Alkaline-earth-like elements are of growing interest for their potential in state-of-the-art quantum sensors, most notably optical clocks. Optical lattice clocks (OLCs) based on ytterbium and strontium have achieved remarkable technological adavancement in recent years, reaching fractional frequency uncertainties in the low 10^-18 range. Although transportable systems have been developed that aim for field deployment and even space applications, they still face challenges in meeting the demanding size, weight and power consumption constraints essential for space operation. A significant fraction of an OLC’s overall power consumption stems from the atom source, typically an effusive oven that requires heating to temperatures up to 400 - 500 °C. Progress towards the reduction of the power consumption has been made with a chip-size atomic oven based on silicon. Here, we present a chip-size monolithic atomic oven based on microstructured fused silica, which leverages the very low thermal conductance of fused silica to even further reduce the required heating power.
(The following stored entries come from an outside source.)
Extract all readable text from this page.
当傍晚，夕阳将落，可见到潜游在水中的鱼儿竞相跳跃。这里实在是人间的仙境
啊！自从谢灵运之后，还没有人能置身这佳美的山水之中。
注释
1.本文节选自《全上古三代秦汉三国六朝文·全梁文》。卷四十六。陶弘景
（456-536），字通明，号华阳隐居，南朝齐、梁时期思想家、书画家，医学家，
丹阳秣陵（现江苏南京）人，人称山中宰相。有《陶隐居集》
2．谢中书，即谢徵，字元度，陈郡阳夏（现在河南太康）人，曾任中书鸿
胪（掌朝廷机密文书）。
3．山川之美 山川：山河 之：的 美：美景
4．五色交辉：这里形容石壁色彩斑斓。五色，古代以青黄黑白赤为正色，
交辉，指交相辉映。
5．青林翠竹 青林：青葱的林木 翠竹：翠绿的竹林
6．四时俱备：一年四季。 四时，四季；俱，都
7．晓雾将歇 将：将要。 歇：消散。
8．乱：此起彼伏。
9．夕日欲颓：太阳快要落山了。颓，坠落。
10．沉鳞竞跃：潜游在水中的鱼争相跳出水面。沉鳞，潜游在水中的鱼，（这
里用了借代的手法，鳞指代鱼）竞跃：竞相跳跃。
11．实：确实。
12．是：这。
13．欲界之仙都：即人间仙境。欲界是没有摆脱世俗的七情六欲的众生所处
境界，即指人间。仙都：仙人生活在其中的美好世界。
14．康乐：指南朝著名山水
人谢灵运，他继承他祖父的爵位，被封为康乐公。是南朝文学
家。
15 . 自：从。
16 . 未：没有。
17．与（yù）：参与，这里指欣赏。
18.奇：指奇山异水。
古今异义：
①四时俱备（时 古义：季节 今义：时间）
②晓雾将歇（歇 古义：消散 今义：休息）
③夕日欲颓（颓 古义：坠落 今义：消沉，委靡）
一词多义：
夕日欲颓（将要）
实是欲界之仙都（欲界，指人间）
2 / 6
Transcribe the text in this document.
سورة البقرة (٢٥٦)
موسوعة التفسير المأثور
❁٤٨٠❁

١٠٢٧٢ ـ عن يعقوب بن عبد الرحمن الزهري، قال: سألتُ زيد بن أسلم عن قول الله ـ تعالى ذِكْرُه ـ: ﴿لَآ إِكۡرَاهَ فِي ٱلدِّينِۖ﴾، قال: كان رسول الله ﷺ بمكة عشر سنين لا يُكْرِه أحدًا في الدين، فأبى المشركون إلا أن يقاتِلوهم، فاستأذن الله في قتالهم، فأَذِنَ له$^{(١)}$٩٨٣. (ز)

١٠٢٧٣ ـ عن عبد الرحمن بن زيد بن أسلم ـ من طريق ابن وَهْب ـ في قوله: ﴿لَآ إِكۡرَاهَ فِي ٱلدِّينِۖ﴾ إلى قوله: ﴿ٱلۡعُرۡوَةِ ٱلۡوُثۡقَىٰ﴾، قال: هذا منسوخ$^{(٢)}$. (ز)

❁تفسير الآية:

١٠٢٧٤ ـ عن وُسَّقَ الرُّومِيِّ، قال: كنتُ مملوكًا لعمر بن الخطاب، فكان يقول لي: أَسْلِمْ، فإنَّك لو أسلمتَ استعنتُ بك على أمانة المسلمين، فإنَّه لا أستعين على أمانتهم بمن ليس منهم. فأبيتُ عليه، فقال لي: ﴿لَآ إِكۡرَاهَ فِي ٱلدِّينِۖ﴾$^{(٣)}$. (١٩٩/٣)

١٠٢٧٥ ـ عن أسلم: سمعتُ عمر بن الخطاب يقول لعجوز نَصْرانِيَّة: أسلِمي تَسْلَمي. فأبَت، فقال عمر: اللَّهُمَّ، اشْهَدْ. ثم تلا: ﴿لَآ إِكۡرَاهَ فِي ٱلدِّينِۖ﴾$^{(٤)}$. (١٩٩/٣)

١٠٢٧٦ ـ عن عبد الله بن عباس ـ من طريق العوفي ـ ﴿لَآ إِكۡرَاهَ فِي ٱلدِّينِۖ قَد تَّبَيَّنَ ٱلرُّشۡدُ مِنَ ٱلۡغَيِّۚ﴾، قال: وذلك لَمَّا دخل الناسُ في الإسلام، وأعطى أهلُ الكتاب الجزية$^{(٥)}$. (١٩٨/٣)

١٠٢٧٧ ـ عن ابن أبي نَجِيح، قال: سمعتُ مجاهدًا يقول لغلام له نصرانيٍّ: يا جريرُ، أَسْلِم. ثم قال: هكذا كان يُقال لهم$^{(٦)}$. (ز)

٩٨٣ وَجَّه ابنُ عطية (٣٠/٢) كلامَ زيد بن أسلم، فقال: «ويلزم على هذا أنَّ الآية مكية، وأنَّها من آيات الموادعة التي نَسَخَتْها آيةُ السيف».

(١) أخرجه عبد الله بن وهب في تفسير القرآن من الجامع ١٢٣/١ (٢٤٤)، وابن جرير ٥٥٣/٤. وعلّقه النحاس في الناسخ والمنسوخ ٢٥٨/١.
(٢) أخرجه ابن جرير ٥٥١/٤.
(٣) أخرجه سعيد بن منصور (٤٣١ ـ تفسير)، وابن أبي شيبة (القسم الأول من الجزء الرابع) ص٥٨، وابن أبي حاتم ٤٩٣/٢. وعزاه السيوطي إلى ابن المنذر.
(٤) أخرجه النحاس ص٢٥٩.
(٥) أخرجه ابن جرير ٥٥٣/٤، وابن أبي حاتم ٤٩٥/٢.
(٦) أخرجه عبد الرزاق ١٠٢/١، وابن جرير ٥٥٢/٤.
The oven has been manufactured with LIDE (laser induced deep etching). It has a central reservoir that is held by four mounting springs and is heated directly. A laser-structured electrical circuit, in the shape of a Fermat’s spiral, on the back side of the chip allows for electrical heating, as well as heating by optical absorption of light. We characterized the oven by loading an ytterbium magneto-optical trap (MOT) and measuring the MOT loading rate. The MOT is generated by a monolithic pyramid reflector, which requires only a single incident laser beam. The oven is placed directly at the outside of the reflector, minimizing its distance to the trap center. We demonstrate MOT loading rates above 10^8 atoms/s for heating powers below 250 mW. We further demonstrate that the oven can provide a stable flux of atoms when heated electrically, and that trapping and cooling on the narrow triplet transition is possible in this compact setup. Our oven thus constitutes a promising candidate to serve as an atom source for a future highly compact transportable OLC.